Hermes: Investors too complacent about market fragility

Hermes Investment Management CIO Eoin Murray believes investors are underestimating markets’ fragility at a time when political uncertainty runs high.

Hermes: Investors too complacent about market fragility
1 minute

“Volatility in all its shapes and flavours, whether you look it on a forward looking or historical basis, or across any asset class you want, is pretty much all at a 23-year low,” said Murray.

By contrast, political uncertainty is trending higher, as the UK heads into Brexit negotiations with the EU.

The fact that markets are digesting information at a far faster rate than they have done historically is evidence of this complacency, according to Murray.

“Markets appear to be generally quite fragile.
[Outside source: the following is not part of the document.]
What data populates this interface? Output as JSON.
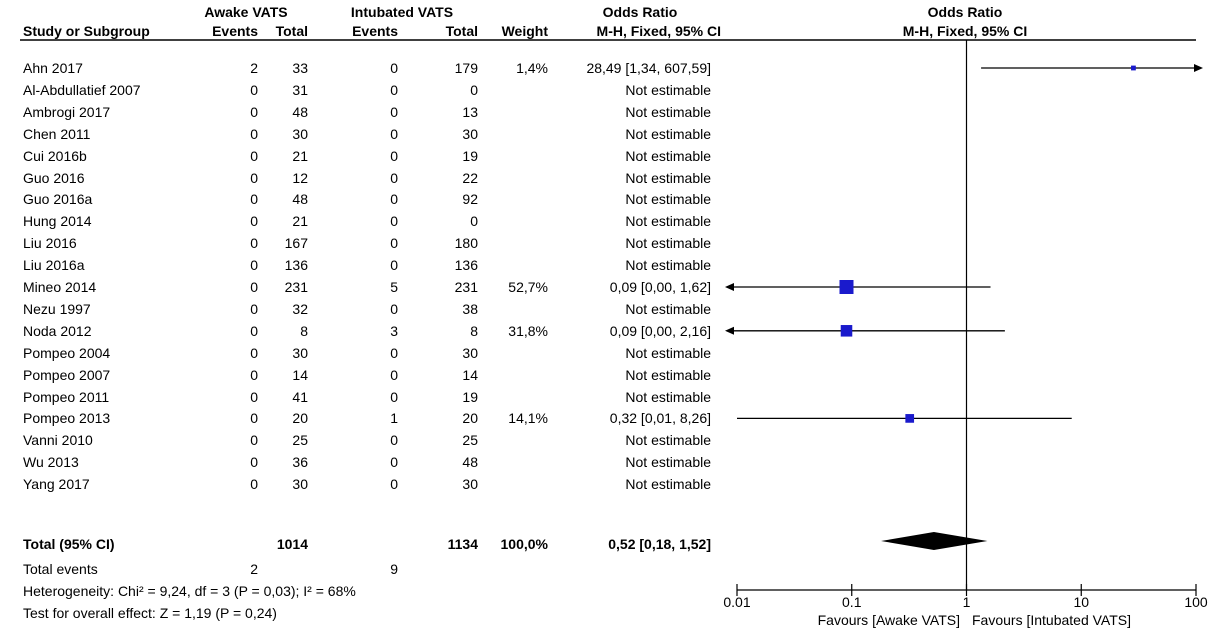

Either that’s fine and everything is calm and good, or investors and markets are just being complacent and there is stuff they should be worrying about that they are not.”

One thing investors could be discounting is the real possibility that “we are getting closer to a crisis,” he said.

Similarly, there is a noticeable disconnect between valuations and expectations around a market correction, he added.

The Yale School of Management’s US Stock Market Confidence Indices revealed that institutional investors believe markets are overvalued but are not anticipating any kind of correction within the next 12 months.  

“What is bizarre is everyone is confident the market will keep on chugging up,” said Murray.

“On the one hand they’re saying, yes, markets are massively overvalued, but equally, they’re saying over the next 12 months they can’t see any correction for that. At some point, clearly something has to give.”